For 2010, we reported $28.4 million in net income, the most profitable year in the history of our company and 109% increase from our net income in 2009. The market demand for our services remains very strong and we continue to benefit from this demand with high utilization of our fleet. We reported $10.5 million in net income for the quarter or $0.57 per share. This represents a 235% increase over the $0.17 per share earned in the same quarter of 2009. For the full year ended December 31, 2010, we are reporting $1.56 of earnings per share, an increase of 105% over the prior year ended.
During the last three quarters of 2010, we have reported an average of 19% sequential growth in revenue, 46% sequential growth in operating income, and 53% growth in net income excluding the third quarter onetime tax benefit. We are excited about these results and expect that with a continued high utilization of our fleet and the capital investment we are making, but the financial momentum will continue in the coming quarters.
I’d like to hand it over to Victor Garcia, our Chief Operating Officer to discuss in greater detail our operating results and market environment. Victor?
Thank you, John. During the fourth quarter, our utilization remained strong and is averaged 98%, a 20% increase from the average utilization reported during the fourth quarter of 2009. Utilization for the past two quarters has near to full utilization level. We believe that utilization will remain at around the same level in 2011, since in the first quarter, utilization has remained near full utilization and demand seasonally increases during the second and third quarters of the year.
New container production costs, which are currently, approximately $2,900 for a 20 foot container will help support the current utilization levels because of the relatively inexpensive cost of equipment already in service as compared to cost of new equipment additions. Utilization is an important factor in our results; however, over the next several quarters, sequential revenue and net income growth will come from the investment commitments to new containers we have made and will make over the coming quarters.
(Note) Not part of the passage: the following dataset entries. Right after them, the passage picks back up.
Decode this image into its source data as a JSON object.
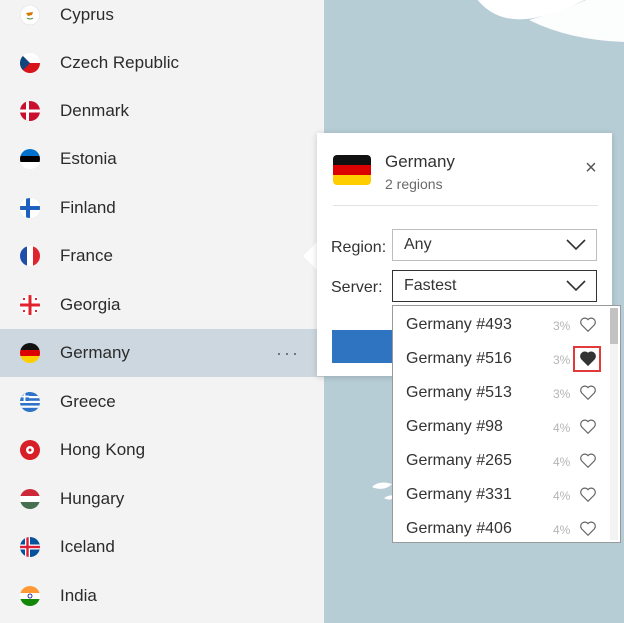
{
  "countries": [
    {
      "name": "Cyprus",
      "flag": "cyprus-flag-icon"
    },
    {
      "name": "Czech Republic",
      "flag": "czech-flag-icon"
    },
    {
      "name": "Denmark",
      "flag": "denmark-flag-icon"
    },
    {
      "name": "Estonia",
      "flag": "estonia-flag-icon"
    },
    {
      "name": "Finland",
      "flag": "finland-flag-icon"
    },
    {
      "name": "France",
      "flag": "france-flag-icon"
    },
    {
      "name": "Georgia",
      "flag": "georgia-flag-icon"
    },
    {
      "name": "Germany",
      "flag": "germany-flag-icon",
      "selected": true,
      "more": "···"
    },
    {
      "name": "Greece",
      "flag": "greece-flag-icon"
    },
    {
      "name": "Hong Kong",
      "flag": "hongkong-flag-icon"
    },
    {
      "name": "Hungary",
      "flag": "hungary-flag-icon"
    },
    {
      "name": "Iceland",
      "flag": "iceland-flag-icon"
    },
    {
      "name": "India",
      "flag": "india-flag-icon"
    }
  ],
  "popover": {
    "title": "Germany",
    "subtitle": "2 regions",
    "close_glyph": "×",
    "region_label": "Region:",
    "region_value": "Any",
    "server_label": "Server:",
    "server_value": "Fastest"
  },
  "servers": [
    {
      "name": "Germany #493",
      "load": "3%",
      "favorite": false
    },
    {
      "name": "Germany #516",
      "load": "3%",
      "favorite": true
    },
    {
      "name": "Germany #513",
      "load": "3%",
      "favorite": false
    },
    {
      "name": "Germany #98",
      "load": "4%",
      "favorite": false
    },
    {
      "name": "Germany #265",
      "load": "4%",
      "favorite": false
    },
    {
      "name": "Germany #331",
      "load": "4%",
      "favorite": false
    },
    {
      "name": "Germany #406",
      "load": "4%",
      "favorite": false
    }
  ],
  "colors": {
    "selected_row": "#cdd7df",
    "accent": "#2f74c0",
    "highlight_box": "#e03a3a",
    "map": "#b7cdd6"
  }
}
In 2010, CAI took delivery of 142,000 TEU of containers and purchased 24,000 TEU of containers, we previously managed from various third party investors. Most of that procurement occurred in the second half of 2010, resulting in the second half accounting for 69% of full year net income.
In 2010, we purchased or committed to purchase over $365 million in containers. In the first quarter of 2011, we have committed two additional investments and expect most of that equipment to be delivered in the months from March to May 2011.
To place 2010’s container investment program in prospective, CAI’s own fleet has increased 48% in terms of TEU from the beginning of 2010 till the end of 2010. Because of our investment levels this past year and our expected investment level for 2011, we believe we should continue to grow revenue and net income at a faster pace than the industry overall.
Our container rental revenue this quarter increased 25% sequentially from the third quarter 2010 and operating income increased 44%. As John mentioned, our earnings per share for the quarter were $0.57 per fully diluted share, compared to $0.50 during the third of quarter 2010, and $0.17 during the fourth quarter of 2009.
As you can see by our results this year, this is the good time for CAI and the container leasing industry in general. This year, we are benefiting from the increased demand that has occurred from the return of world trade growth and the under investment in containers that occurred over the past two years. Clarkson Research estimated that world trade growth increased 12.1% in 2010 and will increase 9.7% in 2011. That level of growth has been consistent with the historical long-term growth in world trade. A 10% increase in world trade growth in 2011 coupled with a 5% to 6% attrition rate of the world container fleet is expected to provide strong support for new container investment over the coming several quarters.